She met his gaze directly. “What are you going to do with this knowledge, Mr. Mackenzie—”
“Struan,” he corrected, his deep brogue practically purring the sound. Strewan. “I believe we can use each other’s Christian names at this point.”
“Struan,” she amended. “Will you inform my family?”
He angled his head thoughtfully. “I dinna think I need to do anything so hasty, lass. I can be discreet.” He dragged his fingers from her neck over her shoulder and down her arm. “Especially when it concerns a friend.”
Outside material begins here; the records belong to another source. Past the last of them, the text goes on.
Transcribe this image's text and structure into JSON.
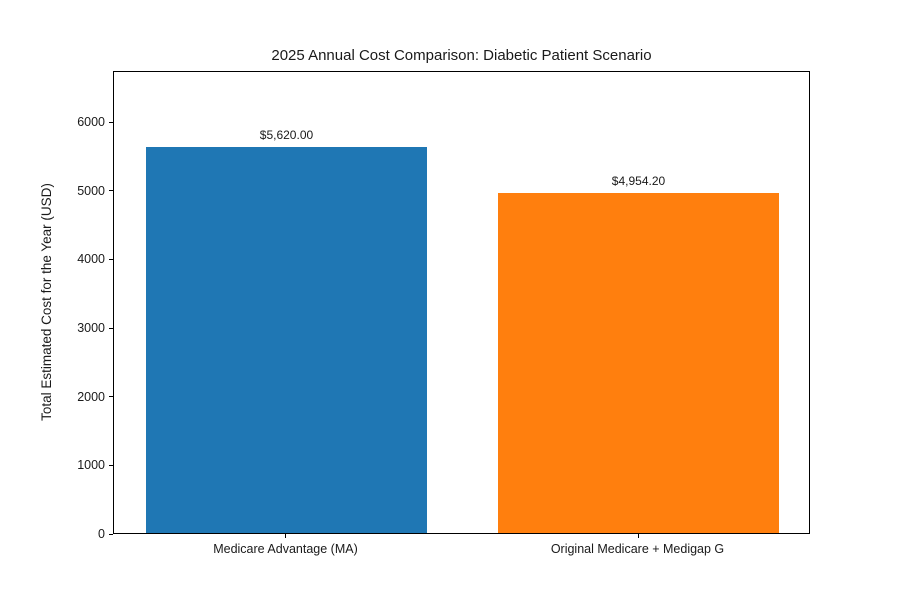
{
  "figure": {
    "background": "#ffffff",
    "frame_color": "#000000",
    "text_color": "#1a1a1a"
  },
  "chart_data": {
    "type": "bar",
    "title": "2025 Annual Cost Comparison: Diabetic Patient Scenario",
    "categories": [
      "Medicare Advantage (MA)",
      "Original Medicare + Medigap G"
    ],
    "values": [
      5620.0,
      4954.2
    ],
    "value_labels": [
      "$5,620.00",
      "$4,954.20"
    ],
    "bar_colors": [
      "#1f77b4",
      "#ff7f0e"
    ],
    "xlabel": "",
    "ylabel": "Total Estimated Cost for the Year (USD)",
    "ylim": [
      0,
      6744
    ],
    "yticks": [
      0,
      1000,
      2000,
      3000,
      4000,
      5000,
      6000
    ],
    "grid": false,
    "legend": null
  }
}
She echoed numbly. “A friend?”
He inclined his head and the motion caused the chandelier light to gild the gold-brown strands. “We’re friends, are we not? Although I confess I’m interested in something more than friendship from ye . . .”
“Take your hand off her.”
Chapter 14
Aurelia whirled around, her mouth parting to find Max standing there. He was hardly attired fittingly. His hair was wild and untamed around his head. He wore no vest beneath his jacket and his shirt was rumpled and open at the throat, minus a cravat. And his face. Good heavens. He looked like a pirate. Clearly he had not seen a razor in a week. All that said, he should not have been so achingly handsome.
It wasn’t fair . . .
It wasn’t fair that she had a big, strapping Scotsman flirting with her and she felt nothing. And yet the moment her eyes clapped on a wickedly disheveled Max, all her feminine parts stood up in salute. In a flash, everything she had felt squeezed between Max’s body and that ivy-covered wall came back to her in a rush of heat.
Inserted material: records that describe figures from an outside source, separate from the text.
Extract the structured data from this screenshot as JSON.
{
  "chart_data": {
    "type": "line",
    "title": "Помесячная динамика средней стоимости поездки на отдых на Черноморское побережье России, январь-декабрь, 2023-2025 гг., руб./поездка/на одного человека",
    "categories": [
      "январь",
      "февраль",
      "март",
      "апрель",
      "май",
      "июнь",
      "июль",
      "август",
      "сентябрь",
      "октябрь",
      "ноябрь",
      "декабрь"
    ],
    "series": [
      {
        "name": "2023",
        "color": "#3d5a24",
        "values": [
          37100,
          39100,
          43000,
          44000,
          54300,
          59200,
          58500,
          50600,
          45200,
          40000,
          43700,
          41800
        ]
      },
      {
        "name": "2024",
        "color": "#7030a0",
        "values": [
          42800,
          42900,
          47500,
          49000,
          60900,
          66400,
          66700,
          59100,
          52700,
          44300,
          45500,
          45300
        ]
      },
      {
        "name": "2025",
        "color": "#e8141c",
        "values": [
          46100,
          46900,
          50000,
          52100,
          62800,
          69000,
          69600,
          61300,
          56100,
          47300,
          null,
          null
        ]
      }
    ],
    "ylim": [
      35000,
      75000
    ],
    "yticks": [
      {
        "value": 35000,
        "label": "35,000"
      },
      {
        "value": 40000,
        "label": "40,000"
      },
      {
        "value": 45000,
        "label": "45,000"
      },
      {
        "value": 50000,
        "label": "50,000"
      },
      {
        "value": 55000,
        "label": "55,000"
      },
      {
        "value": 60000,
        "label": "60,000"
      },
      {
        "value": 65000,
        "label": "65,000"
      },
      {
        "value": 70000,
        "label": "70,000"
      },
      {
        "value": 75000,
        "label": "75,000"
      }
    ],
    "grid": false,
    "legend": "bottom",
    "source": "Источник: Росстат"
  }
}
“What are you doing here?” she demanded, and then felt like a prime idiot. Did she think because they’d shared one kiss he would stop coming to Sodom? He was likely here to do what he always did—take his pleasure with any random woman to catch his eye.
“That is a question I think best directed at you.” His gaze raked her, making her acutely conscious of the indecent amount of flesh on display. Her hand drifted to her chest. Perhaps an ill-planned move. His gaze followed the action. The flesh near his eye ticked and his gaze darkened a shade.
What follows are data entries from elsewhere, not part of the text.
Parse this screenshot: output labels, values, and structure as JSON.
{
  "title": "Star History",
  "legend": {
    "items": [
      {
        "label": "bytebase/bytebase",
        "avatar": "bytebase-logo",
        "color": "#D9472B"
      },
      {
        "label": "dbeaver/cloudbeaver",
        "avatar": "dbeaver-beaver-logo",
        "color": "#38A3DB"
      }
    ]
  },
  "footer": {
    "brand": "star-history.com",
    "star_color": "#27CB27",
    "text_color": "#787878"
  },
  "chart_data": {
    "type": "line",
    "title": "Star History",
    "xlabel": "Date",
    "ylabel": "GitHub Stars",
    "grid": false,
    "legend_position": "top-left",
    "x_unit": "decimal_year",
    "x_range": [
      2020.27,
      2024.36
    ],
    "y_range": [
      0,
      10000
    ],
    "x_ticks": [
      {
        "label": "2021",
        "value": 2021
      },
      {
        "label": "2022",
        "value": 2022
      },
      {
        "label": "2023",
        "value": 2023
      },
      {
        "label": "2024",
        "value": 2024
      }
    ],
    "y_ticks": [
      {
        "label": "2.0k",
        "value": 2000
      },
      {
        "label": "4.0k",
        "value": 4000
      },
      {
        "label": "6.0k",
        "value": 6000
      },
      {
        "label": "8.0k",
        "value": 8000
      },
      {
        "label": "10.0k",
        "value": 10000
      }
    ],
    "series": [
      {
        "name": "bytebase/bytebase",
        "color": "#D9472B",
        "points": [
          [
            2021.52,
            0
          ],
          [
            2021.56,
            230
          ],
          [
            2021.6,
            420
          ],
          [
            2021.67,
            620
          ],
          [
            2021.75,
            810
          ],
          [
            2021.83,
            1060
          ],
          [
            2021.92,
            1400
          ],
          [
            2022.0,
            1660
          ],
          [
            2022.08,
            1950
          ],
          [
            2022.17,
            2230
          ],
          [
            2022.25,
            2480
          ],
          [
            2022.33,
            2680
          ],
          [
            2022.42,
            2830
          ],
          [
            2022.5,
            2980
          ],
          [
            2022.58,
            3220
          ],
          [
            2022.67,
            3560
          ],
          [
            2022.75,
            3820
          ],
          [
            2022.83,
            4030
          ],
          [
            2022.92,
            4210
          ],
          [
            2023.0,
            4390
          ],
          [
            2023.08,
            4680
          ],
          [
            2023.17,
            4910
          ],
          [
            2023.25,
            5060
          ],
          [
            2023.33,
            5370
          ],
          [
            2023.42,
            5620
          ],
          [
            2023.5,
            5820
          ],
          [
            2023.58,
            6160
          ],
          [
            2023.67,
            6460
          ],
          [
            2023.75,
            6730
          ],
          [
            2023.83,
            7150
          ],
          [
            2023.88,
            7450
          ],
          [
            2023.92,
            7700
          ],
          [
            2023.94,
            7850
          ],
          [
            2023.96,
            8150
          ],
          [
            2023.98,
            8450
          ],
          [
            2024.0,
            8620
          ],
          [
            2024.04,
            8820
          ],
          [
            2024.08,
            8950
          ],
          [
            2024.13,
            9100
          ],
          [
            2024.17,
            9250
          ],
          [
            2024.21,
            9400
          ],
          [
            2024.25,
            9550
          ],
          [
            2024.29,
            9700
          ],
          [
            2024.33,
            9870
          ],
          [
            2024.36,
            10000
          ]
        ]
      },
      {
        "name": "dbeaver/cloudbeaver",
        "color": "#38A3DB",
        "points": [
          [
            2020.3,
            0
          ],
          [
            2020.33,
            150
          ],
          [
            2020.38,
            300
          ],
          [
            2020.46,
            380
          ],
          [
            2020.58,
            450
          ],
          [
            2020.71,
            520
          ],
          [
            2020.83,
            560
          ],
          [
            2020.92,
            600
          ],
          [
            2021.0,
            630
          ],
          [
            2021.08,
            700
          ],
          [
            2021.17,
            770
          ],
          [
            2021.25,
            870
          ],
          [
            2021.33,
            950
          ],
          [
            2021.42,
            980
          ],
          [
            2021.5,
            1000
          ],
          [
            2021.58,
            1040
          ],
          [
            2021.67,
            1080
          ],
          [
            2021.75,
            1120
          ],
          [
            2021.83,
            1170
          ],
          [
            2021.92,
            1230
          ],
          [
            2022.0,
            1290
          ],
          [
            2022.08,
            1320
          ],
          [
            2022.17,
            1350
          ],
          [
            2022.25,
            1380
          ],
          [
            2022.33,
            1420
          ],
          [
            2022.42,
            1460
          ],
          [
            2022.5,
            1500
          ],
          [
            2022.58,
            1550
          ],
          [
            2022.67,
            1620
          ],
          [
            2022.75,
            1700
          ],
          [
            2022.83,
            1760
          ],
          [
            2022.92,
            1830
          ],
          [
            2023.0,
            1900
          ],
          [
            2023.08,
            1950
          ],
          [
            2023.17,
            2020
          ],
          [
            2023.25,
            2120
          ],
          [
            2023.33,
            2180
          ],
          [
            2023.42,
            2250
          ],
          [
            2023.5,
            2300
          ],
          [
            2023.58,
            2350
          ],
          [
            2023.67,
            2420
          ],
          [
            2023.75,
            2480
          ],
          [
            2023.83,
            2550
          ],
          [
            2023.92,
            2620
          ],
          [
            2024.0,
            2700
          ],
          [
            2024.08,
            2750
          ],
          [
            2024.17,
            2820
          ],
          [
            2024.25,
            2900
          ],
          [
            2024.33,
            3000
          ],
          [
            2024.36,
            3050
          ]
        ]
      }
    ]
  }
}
She dropped her hand and squared her shoulders. An action that only brought her chest into greater focus. His bloodshot eyes fixed unerringly on that expanse of flesh. His mouth hardened into a thin line as a dull flush of color crept up his cheeks. She thought she had seen him at his angriest in the park, but no. This was the angriest she had ever seen him.
“I don’t see why my presence here is any concern of yours.”
“Indeed? Don’t you?”
“I think I should point out that we are drawing more attention than perhaps desired,” Struan interjected drolly.
A quick glance around the room confirmed that several interested gazes had settled on them.
With a stinging curse, Max took hold of her arm and pulled her from the room.
“Let go of me,” she said between clenched teeth as they stepped out into the empty foyer.
“I’m taking you home,” he snapped.
“Perhaps it is I who should escort the lady home,” Struan Mackenzie announced from behind them, following them at a casual stroll.
Max stiffened and turned slowly, dragging Aurelia behind him. “Over my dead body.”
Mackenzie looked him up and down assessingly, as though that were a fine prospect to him. The two men stared at each other in charged silence, a silent exchange passing between them.